Alta Lodge, Utah | Photo courtesy of Altalodge.com

But my Top of any Top Five would be five reasons to never stop skiing. I’m an old guy who tried NOT to get a pass that said “Senior” on it because of the attitudes of younger skiers. What’s that old guy doing on this slope? Best skiing lesson I ever had was from a 72-year-old. Fittest recreational skier I have come across was 69. If you can still ski double-blacks, fall and get up without damage, why stop? I’ve skied better as I’ve gotten older (is that reason number four?)

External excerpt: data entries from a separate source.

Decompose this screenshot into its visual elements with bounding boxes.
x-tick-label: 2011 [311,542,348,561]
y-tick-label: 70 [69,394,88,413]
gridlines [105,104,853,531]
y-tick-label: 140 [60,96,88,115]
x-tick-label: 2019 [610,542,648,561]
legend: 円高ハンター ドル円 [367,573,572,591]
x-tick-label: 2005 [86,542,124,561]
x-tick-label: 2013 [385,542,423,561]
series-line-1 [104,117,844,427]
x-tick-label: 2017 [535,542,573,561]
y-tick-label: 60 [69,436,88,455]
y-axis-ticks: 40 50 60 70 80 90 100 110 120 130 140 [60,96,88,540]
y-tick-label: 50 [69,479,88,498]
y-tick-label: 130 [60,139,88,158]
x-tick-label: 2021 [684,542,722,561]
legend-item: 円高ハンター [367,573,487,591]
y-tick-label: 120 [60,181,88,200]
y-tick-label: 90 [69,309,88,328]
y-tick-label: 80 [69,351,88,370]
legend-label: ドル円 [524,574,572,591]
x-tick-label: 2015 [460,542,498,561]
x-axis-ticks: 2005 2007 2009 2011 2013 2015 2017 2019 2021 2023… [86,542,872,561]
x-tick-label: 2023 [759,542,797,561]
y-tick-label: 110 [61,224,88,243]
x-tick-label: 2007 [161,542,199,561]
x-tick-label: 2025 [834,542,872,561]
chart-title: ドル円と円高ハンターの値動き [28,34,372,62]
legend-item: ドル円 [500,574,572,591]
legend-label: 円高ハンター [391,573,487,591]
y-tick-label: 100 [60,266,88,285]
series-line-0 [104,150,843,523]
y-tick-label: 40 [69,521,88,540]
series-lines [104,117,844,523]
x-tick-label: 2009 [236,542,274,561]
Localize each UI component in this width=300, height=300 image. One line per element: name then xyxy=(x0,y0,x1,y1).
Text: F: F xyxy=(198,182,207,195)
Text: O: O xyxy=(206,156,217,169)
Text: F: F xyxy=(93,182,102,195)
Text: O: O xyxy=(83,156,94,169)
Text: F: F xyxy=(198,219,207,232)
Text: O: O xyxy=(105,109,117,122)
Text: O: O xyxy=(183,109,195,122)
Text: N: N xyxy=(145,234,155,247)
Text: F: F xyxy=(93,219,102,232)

When I raced masters with the Toronto Ski Club, the fastest guy was a 61-year-old ex-Austrian ski team member who we used in the fastest, youngest age category.

He was just better than the rest of us and would never have been picked in a Top Five local skiers list, but he, like the very best in skiing, was a hidden gem. Top Five “hidden gems” may be a contradiction, but it may be the best Top Five list and the East is full of them.

3 Comments

  • Michael Aronson, November 26, 2020 @ 12:29 am

    I enjoyed your article. Made me laugh a few times. Thanks

    • Aimee Dodge, November 26, 2020 @ 6:16 am

      We’re so glad you enjoyed it!

    • JF Ravenelle, November 28, 2020 @ 4:25 pm

      Thank you for the kind words, Michael!